Avalanche looking to turn heat up on home ice

- By Terry Frei

Despite the furor during and after the Avalanche’s embarrassi­ng 10-1 blowout loss at Montreal on Saturday, the fact is that Colorado eventually went 2-2 on the just-concluded trip and is 7-7-0 on the road this season.

It would be wrong to make too much of 14 points in 14 road games, since going into Tuesday’s games, 16 of the 30 NHL teams had at least a point per road game and winning on the road isn’t as difficult as it is in the NBA, for example. Also, that’s not “.500,” in the sense that three-point (overtime and shootout) games lead to a true NHL average of about 1.1 points per team per game.

But what it does mean is that the Avalanche has been decent on the road — while on many nights leaving the Pepsi Center in need of fumigation.

Colorado takes a 4-8-1 home record, including 0-4-1 in its most recent homestand, into Wednesday night’s home game against the red-hot Philadelph­ia Flyers. The Flyers have won nine in a row, and Colorado will be without goalie Semyon Varlamov, who came out of his 51-save performanc­e

against Toronto on Sunday with a groin muscle issue. Calvin Pickard will get the start in net, and Spencer Martin was recalled from San Antonio to back him up.

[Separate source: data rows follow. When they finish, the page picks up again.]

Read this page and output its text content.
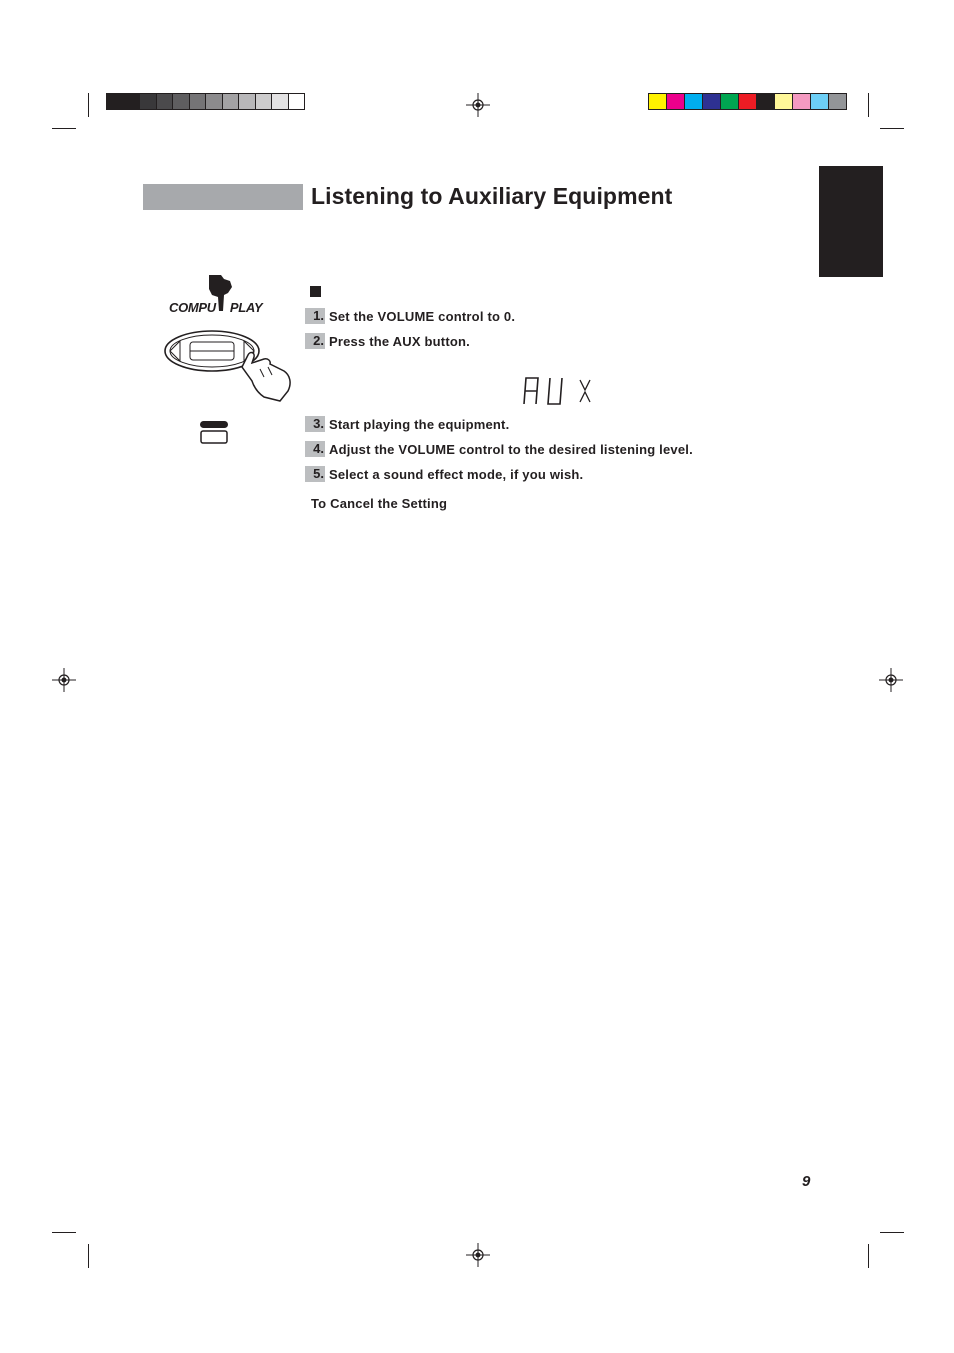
Listening to Auxiliary Equipment
COMPU PLAY
1. Set the VOLUME control to 0.
2. Press the AUX button.
3. Start playing the equipment.
4. Adjust the VOLUME control to the desired listening level.
5. Select a sound effect mode, if you wish.
To Cancel the Setting
9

Regardless of who has been in goal, this has become the dreaded home-ice disadvanta­ge.

“I don’t know why our road record’s so much better,” Matt Duchene said Tuesday. “That’s got to change a little bit, obviously. We have to be a lot better. But we’ve had some bad games on the road too, games where we haven’t shown up. When we lose, we’re doing the same things, and it’s not a home versus road thing. When we win, we’re doing the same things. It’s not a home versus road thing there, either. It’s about playing good hockey, no matter what building we’re in.

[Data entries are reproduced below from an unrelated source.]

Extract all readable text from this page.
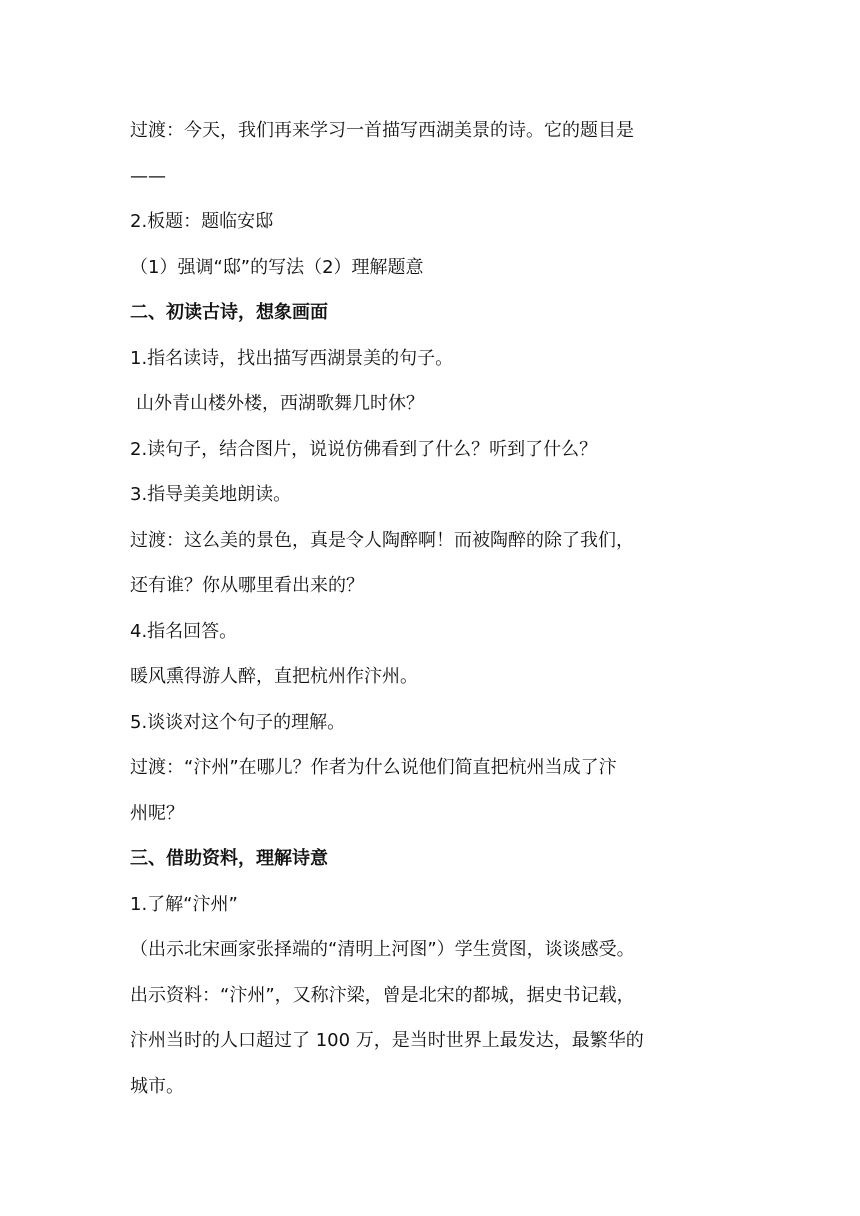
过渡：今天，我们再来学习一首描写西湖美景的诗。它的题目是
——
2.板题：题临安邸
（1）强调“邸”的写法（2）理解题意
二、初读古诗，想象画面
1.指名读诗，找出描写西湖景美的句子。
山外青山楼外楼，西湖歌舞几时休？
2.读句子，结合图片，说说仿佛看到了什么？听到了什么？
3.指导美美地朗读。
过渡：这么美的景色，真是令人陶醉啊！而被陶醉的除了我们，
还有谁？你从哪里看出来的？
4.指名回答。
暖风熏得游人醉，直把杭州作汴州。
5.谈谈对这个句子的理解。
过渡：“汴州”在哪儿？作者为什么说他们简直把杭州当成了汴
州呢？
三、借助资料，理解诗意
1.了解“汴州”
（出示北宋画家张择端的“清明上河图”）学生赏图，谈谈感受。
出示资料：“汴州”，又称汴梁，曾是北宋的都城，据史书记载，
汴州当时的人口超过了 100 万，是当时世界上最发达，最繁华的
城市。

“At home, yeah, it should be a place where other teams don’t want to play. There is such a thing as home-ice advantage. We haven’t really found it yet this year.”

Duchene’s stunning home-road scoring disparity is the kicker to all of this. He again is the Avs’ leading goal scorer, with 10 in the 23 games he has played in, sandwiched around missing four games with concussion symptoms. And a grand total of zero of those goals have come at home. There are no plans to require him to stay in a downtown hotel the night before home games. Not yet, anyway.

“I’m not playing any different, I don’t think,” Duchene said. “I feel I’m playing the same at home versus road, so you just have to stick with it. I’ve had some close calls at home. It’s going to go eventually. It’s just a matter of time.”

Avalanche captain Gabe Landeskog missed the 0-4-1 homestand with a lower body injury. He returned to the lineup for the loss in Montreal and the 3-1 win at Toronto the next night.

“We have to stop the bleeding at home,” Landeskog said. “We have to find ways to scrape up some points at home. It hasn’t been good enough so far, and it’s not going to be good enough if we keep this going. I think we showed a lot of urgency in Toronto and a lot of character from our whole group. That’s something we need at home-ice too. We need that punch-first mentality. … Come out, get a little (ticked) off and take control of the game.

“You watch some of the games, especially when I was hurt, and it’s almost like we’re waiting for the game to start instead of taking charge of it. If we get a power play in the first period, or the first 10 minutes, we have to create momentum and a buzz off of that.”

Nathan MacKinnon agreed on the slow starts.

“I think our starts are getting the building quiet,” he said. “It’s kind of deflating for us.”